Wednesday, December 31, 2008

My late abang

My second post for today!

To Nasri/Abang,I really miss you so much. I used to talk to you over the phone almost every night and we talk about so much stuff and you give me advices and motivations when I need it. But ever since you've moved on, I couldnt sleep well at all. No one in the world knows how much I want to turn back time and give you a hug like I always do.

I know we promised each other that we would not shed a tear when one of us passes away but the news was too sudden and I could not take it. The night of your death was bizarre. You seem peaceful. I just could not believe that the guy in the ambulance was you and you even said that that guy was already dead.
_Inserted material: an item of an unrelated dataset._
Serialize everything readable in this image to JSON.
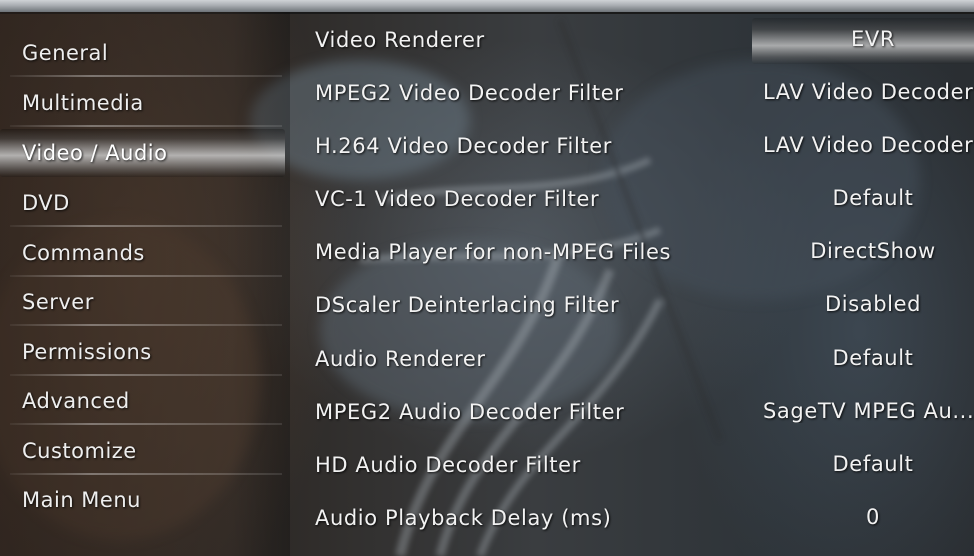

And TJ promises you that we'll take good care of your family. And that you'll always be a part of us no matter what. People ask me to forget you and move on but how am I suppose to when the first person I talk to in the morning is you and the last person before I go to bed. You have changed me so much that I dont know how to repay your never-ending kindness.

I can also sense that you were with us when we were just chilling under the block. You may not be there physically but each and everyone of us knows that you're watching over us. No one knows how hard it is for me to go through the day knowing that I lost someone close to me and the person that I love more than anyone else.

My last favor from you is to appear in my dreams. I need to see you badly. I love you and miss you so muchh. Just this one last favor I beg of you.